AirPods have been a huge success, with fans hailing them as a cultural phenomenon akin to the iPod’s iconic white headphones.
However, there has been turbulence on the path to Sir Jonathan’s untethered future. Last month’s cancellation of Apple’s AirPower wireless charging mat was a painful moment for a company that prides itself on creating technology that “just works”.
AirPower was unveiled in September 2017, alongside the tenth-anniversary iPhone X, as part of one of Apple’s biggest product launch events for years. The central pitch behind AirPower was that it could wirelessly charge three devices simultaneously — an iPhone, Apple Watch and AirPods. It promised to be an essential desk or bedside-table accessory for any Apple addict.
But while the latest iPhones can typically be ordered within days of the new upgrades being unveiled on stage, AirPower’s release was slated vaguely for sometime in 2018. By the end of last year, Apple had gone ominously quiet on AirPower. Most mentions of the product disappeared from its website. Many Apple fans felt deflated, assuming AirPower had been quietly canned.
Then last month, AirPower suddenly made a reappearance — on the packaging for the new AirPods. The second generation of the popular headphones now sported a case that could be charged wirelessly. An illustration on the AirPods box clearly showed them sitting on the clean oval outline of AirPower.
But those hopes were soon dashed. Apple announced on a Friday afternoon that AirPower had been cancelled, after all.
“After much effort, we’ve concluded AirPower will not achieve our high standards and we have cancelled the project,” said Dan Riccio, Apple’s senior vice-president of hardware engineering. “We apologise to those customers who were looking forward to this launch. We continue to believe that the future is wireless and are committed to push the wireless experience forward.”
Most people never hear about the countless would-be innovations that failed to graduate from Apple’s R&D labs — a key reason for the obsessive secrecy that Apple believes is essential to preserving its mystique.
So Apple critics seized on its unusual own-goal with AirPower. Ken Segall, a tech marketer turned author who worked on several of Apple’s ad campaigns, decried “a fiasco beyond imagination”.
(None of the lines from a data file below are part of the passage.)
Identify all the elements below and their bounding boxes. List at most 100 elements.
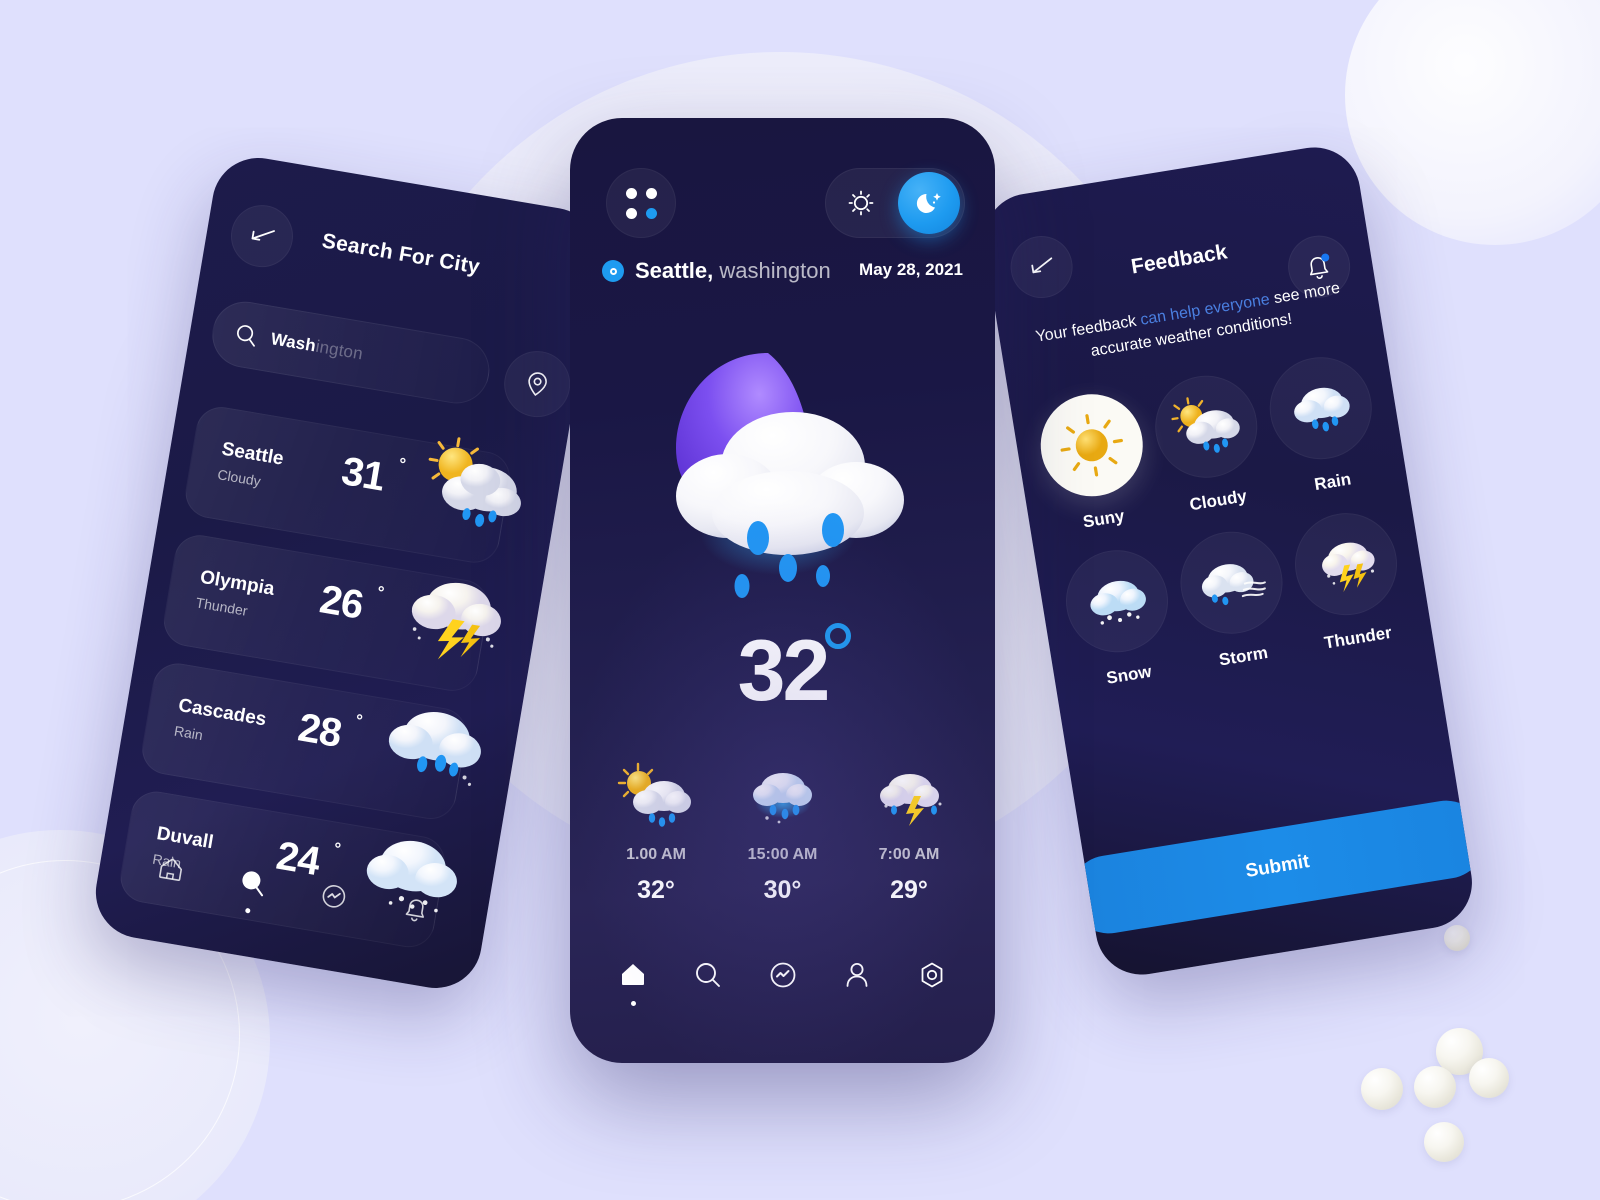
degree-symbol-icon xyxy=(824,623,851,649)
location-target-icon xyxy=(528,372,547,396)
condition-label: Snow xyxy=(1105,661,1153,688)
hourly-temperature: 29° xyxy=(890,876,928,904)
decorative-sphere xyxy=(1414,1066,1456,1108)
search-input[interactable]: Washington xyxy=(207,296,495,409)
nav-settings-button[interactable] xyxy=(913,956,951,994)
nav-search-button[interactable] xyxy=(689,956,727,994)
sun-cloud-rain-icon xyxy=(400,425,537,553)
hourly-item[interactable]: 15:00 AM 30° xyxy=(723,758,843,905)
feedback-screen: Feedback Your feedback can help everyone… xyxy=(977,140,1479,982)
decorative-sphere xyxy=(1361,1068,1403,1110)
condition-option-cloudy[interactable]: Cloudy xyxy=(1141,367,1277,520)
hourly-item[interactable]: 1.00 AM 32° xyxy=(596,758,716,905)
condition-label: Rain xyxy=(1312,469,1353,495)
home-icon xyxy=(159,858,183,882)
condition-option-thunder[interactable]: Thunder xyxy=(1281,505,1417,658)
cloud-thunder-icon xyxy=(849,758,969,836)
condition-icon-container xyxy=(1287,505,1405,623)
condition-option-suny[interactable]: Suny xyxy=(1026,386,1162,539)
condition-icon-container xyxy=(1262,349,1380,467)
hourly-forecast: 1.00 AM 32° 15:00 AM 30° 7:00 AM 29° xyxy=(596,758,969,905)
nav-notifications-button[interactable] xyxy=(394,888,438,932)
sun-cloud-rain-icon xyxy=(1171,397,1240,453)
weather-condition-grid: Suny Cloudy Rain Snow Storm Thunder xyxy=(1026,349,1417,695)
background-blob-top-right xyxy=(1345,0,1600,245)
condition-option-rain[interactable]: Rain xyxy=(1255,349,1391,502)
moon-cloud-rain-icon xyxy=(618,318,948,608)
cloud-rain-icon xyxy=(357,681,494,809)
screenshot-canvas: Search For City Washington Seattle Cloud… xyxy=(0,0,1600,1200)
cloud-rain-icon xyxy=(723,758,843,836)
menu-grid-button[interactable] xyxy=(606,168,676,238)
cloud-thunder-icon xyxy=(1322,542,1375,592)
settings-icon xyxy=(921,962,943,988)
moon-icon xyxy=(916,193,941,213)
degree-symbol: ° xyxy=(332,838,343,859)
search-for-city-screen: Search For City Washington Seattle Cloud… xyxy=(88,151,606,995)
search-icon xyxy=(237,325,255,347)
toggle-day-option[interactable] xyxy=(830,172,892,234)
condition-icon-container xyxy=(1147,368,1265,486)
condition-option-storm[interactable]: Storm xyxy=(1166,523,1302,676)
search-icon xyxy=(242,871,263,897)
nav-home-button[interactable] xyxy=(150,847,194,891)
hourly-item[interactable]: 7:00 AM 29° xyxy=(849,758,969,905)
location-pin-icon xyxy=(602,260,624,282)
nav-search-button[interactable] xyxy=(231,861,275,914)
city-temperature: 28 xyxy=(294,705,345,756)
hourly-time: 15:00 AM xyxy=(747,846,818,863)
condition-icon-container xyxy=(1173,524,1291,642)
condition-label: Thunder xyxy=(1322,622,1394,653)
city-name: Seattle, xyxy=(635,258,714,283)
current-date: May 28, 2021 xyxy=(859,260,963,279)
nav-activity-button[interactable] xyxy=(764,956,802,994)
condition-icon-container xyxy=(1058,542,1176,660)
bottom-navigation xyxy=(570,947,995,1006)
search-icon xyxy=(695,963,720,987)
hourly-temperature: 30° xyxy=(763,876,802,904)
cloud-storm-icon xyxy=(1201,564,1266,606)
search-suggestion-text: ington xyxy=(314,336,365,364)
hourly-time: 1.00 AM xyxy=(626,846,686,863)
home-icon xyxy=(622,964,644,985)
person-icon xyxy=(846,963,868,987)
condition-label: Storm xyxy=(1217,642,1270,670)
degree-symbol: ° xyxy=(397,454,408,475)
city-condition: Cloudy xyxy=(216,466,263,490)
decorative-sphere xyxy=(1469,1058,1509,1098)
hourly-time: 7:00 AM xyxy=(878,846,940,863)
sun-icon xyxy=(848,190,874,216)
nav-activity-button[interactable] xyxy=(312,874,356,918)
city-temperature: 31 xyxy=(338,449,388,500)
current-temperature: 32 xyxy=(737,623,831,719)
cloud-thunder-icon xyxy=(379,553,516,681)
city-temperature: 26 xyxy=(316,577,366,628)
degree-symbol: ° xyxy=(354,710,364,731)
city-name: Seattle xyxy=(220,438,286,470)
nav-home-button[interactable] xyxy=(614,956,652,1006)
use-my-location-button[interactable] xyxy=(499,346,576,423)
state-name: washington xyxy=(719,258,831,283)
degree-symbol: ° xyxy=(375,582,386,603)
home-weather-screen: Seattle, washington May 28, 2021 32 1.00… xyxy=(570,118,995,1063)
current-location[interactable]: Seattle, washington xyxy=(602,258,831,284)
decorative-sphere xyxy=(1444,925,1470,951)
sun-cloud-rain-icon xyxy=(596,758,716,836)
nav-profile-button[interactable] xyxy=(838,956,876,994)
cloud-snow-icon xyxy=(1090,580,1146,625)
condition-icon-container xyxy=(1033,386,1151,504)
search-typed-text: Wash xyxy=(269,329,318,356)
day-night-toggle[interactable] xyxy=(825,168,965,238)
bell-icon xyxy=(405,899,424,922)
active-indicator-dot xyxy=(630,1001,636,1006)
submit-button[interactable]: Submit xyxy=(1064,794,1479,940)
toggle-night-option[interactable] xyxy=(898,172,960,234)
activity-icon xyxy=(770,962,795,988)
hourly-temperature: 32° xyxy=(637,876,675,904)
condition-label: Cloudy xyxy=(1188,486,1249,515)
decorative-sphere xyxy=(1424,1122,1464,1162)
location-text: Seattle, washington xyxy=(635,258,831,284)
sun-icon xyxy=(1060,414,1123,477)
condition-option-snow[interactable]: Snow xyxy=(1052,542,1188,695)
city-condition: Rain xyxy=(172,722,205,744)
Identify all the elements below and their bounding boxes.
“AirPower is not your stereotypical screwup. It’s something far grander,” he wrote in a blog post. “Never in history has Apple announced a product, gone silent about it for 18 months, and then killed it before it ever shipped.”
Apple has not provided any detailed explanation of AirPower’s cancellation but analysts and engineers have speculated that it failed to overcome issues with excessive heat and wireless interference.
All wireless chargers rely on inductive coils to transfer electricity from one device to another. Coils inside both the charger and the phone must be closely aligned for charging to occur, which is the reason behind a common complaint about charging mats being fiddly and unreliable to use.
Designs in patent filings from Apple point to more than a dozen overlapping coils inside a single AirPower mat, which could alleviate the need for such precise placement. But such a design could also create multiple “harmonic frequencies” which could cause electromagnetic interference with devices such as pacemakers, according to iFixit, which sells tools and manuals for consumers to repair their own electronics.
“What they wanted to do was physically possible — and they surely had it working in the lab — but they couldn’t consistently meet the rigorous transmission requirements that are designed to keep us safe from our gadgets,” suggested iFixit in a blog post.
Another problem may have been with overheating — not just of the iPhone, AirPods or Watch, whose batteries can be put under strain by excessive heat, but also of nearby metal items such as coins or keys.
Another Apple patent filing warned that keys could be caught in “eddy currents that result from [a wireless charger’s] oscillating magnetic field” in other manufacturers’ products. That patent filing shows that Apple believed it had created a technique for overcoming heat transference but AirPower’s cancellation suggests it may not have worked as well as its engineers had initially hoped.
For Apple’s critics, debugging what went wrong with AirPower is about more than just the technical details — it seems to be the most extreme example in a pattern of product delays, including the original AirPods and the HomePod speaker.
“Naively, I expect Apple-level engineers to have a pretty good grasp of what is possible and what is not,” said Mr Segall, “and to have that grasp long before Tim Cook goes on stage to announce the product.”